Also published in today’s issue of The Tech was a letter from Abelson to the MIT community describing how he will carry out that charge. His letter includes the announcement of a website designed to solicit input from the MIT community during the first, fact-finding phase of his analysis.
Dear Professor Abelson:
Since fall 2010, MIT has been involved in events arising from actions taken by Aaron Swartz to access JSTOR through the MIT computer network. I have asked you, and you have graciously agreed, to review MIT’s involvement.
The purpose of this review is to describe MIT’s actions and to learn from them. Your review should (1) describe MIT’s actions and decisions during the period beginning when MIT first became aware of unusual JSTOR-related activity on its network by a then-unidentified person, until the death of Aaron Swartz on January 11, 2013, (2) review the context of these decisions and the options that MIT considered, and (3) identify the issues that warrant further analysis in order to learn from these events.
I trust that the MIT community, including those involved in these events, always acts with high professional integrity and a strong sense of responsibility to MIT. However, MIT tries continuously to improve and to meet its highest aspirations. It is in that spirit that I ask you to help MIT learn from these events.

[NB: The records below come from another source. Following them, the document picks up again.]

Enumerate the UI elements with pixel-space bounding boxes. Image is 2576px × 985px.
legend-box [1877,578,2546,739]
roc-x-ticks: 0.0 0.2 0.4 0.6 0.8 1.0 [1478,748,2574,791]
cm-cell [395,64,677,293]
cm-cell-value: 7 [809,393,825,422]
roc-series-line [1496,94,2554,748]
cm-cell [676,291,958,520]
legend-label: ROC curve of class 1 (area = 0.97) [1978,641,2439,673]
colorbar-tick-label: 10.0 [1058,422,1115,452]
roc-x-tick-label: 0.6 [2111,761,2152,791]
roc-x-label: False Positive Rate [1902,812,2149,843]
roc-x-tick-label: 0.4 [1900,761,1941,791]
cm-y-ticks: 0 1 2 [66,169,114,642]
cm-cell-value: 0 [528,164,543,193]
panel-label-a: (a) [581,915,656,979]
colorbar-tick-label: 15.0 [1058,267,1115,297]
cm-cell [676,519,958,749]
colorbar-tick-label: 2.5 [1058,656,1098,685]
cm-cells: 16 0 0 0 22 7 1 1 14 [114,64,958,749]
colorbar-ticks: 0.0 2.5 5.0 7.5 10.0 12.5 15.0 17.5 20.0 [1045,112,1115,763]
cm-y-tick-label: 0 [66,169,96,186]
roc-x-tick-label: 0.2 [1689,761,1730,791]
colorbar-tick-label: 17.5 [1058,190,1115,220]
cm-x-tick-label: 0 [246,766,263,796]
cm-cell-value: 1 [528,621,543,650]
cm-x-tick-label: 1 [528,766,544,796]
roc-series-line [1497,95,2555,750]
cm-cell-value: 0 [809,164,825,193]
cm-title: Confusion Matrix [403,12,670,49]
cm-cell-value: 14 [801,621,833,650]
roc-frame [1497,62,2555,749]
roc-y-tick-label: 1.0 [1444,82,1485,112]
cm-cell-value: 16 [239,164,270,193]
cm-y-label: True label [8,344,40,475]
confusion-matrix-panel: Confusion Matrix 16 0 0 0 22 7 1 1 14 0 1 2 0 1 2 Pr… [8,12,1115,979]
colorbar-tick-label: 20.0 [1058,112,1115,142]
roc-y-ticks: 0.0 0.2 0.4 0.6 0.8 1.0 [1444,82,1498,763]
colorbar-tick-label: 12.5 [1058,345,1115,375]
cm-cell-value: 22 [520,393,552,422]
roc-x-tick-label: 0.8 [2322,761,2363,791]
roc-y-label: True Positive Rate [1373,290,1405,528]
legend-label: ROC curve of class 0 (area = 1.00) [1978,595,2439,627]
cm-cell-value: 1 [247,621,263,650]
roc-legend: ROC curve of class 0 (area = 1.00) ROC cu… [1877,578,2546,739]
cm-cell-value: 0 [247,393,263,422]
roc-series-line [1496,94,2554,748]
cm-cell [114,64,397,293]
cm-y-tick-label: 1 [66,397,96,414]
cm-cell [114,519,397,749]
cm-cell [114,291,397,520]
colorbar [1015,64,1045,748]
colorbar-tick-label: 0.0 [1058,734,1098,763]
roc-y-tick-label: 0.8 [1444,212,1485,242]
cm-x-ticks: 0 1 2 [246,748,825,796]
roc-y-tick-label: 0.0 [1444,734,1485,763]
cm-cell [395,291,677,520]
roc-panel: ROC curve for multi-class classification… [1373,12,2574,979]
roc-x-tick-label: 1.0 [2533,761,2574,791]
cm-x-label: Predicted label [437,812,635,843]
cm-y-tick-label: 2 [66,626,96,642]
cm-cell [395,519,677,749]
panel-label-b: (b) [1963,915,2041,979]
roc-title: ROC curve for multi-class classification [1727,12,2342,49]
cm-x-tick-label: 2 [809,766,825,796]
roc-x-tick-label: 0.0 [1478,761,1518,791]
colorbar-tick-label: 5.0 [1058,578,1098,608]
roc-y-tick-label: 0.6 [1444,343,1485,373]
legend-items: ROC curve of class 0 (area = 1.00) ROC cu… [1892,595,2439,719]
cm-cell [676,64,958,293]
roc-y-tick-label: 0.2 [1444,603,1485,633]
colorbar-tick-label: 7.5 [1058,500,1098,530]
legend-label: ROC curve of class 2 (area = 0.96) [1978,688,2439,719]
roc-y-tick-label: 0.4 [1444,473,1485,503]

Time is of the essence. Presently, many in the MIT community do not know what to make of the news reports on this matter. Out of respect for the value of analysis and reflection, MIT will wait for your report before commenting on the events that you will be examining. I urge you to conduct your review as rapidly as you can do so responsibly. I will be responsible for sharing your report with the MIT community and the public.
On behalf of MIT, I thank you in advance for the objectivity, analytic skill, and high sense of responsibility that you will bring to this task.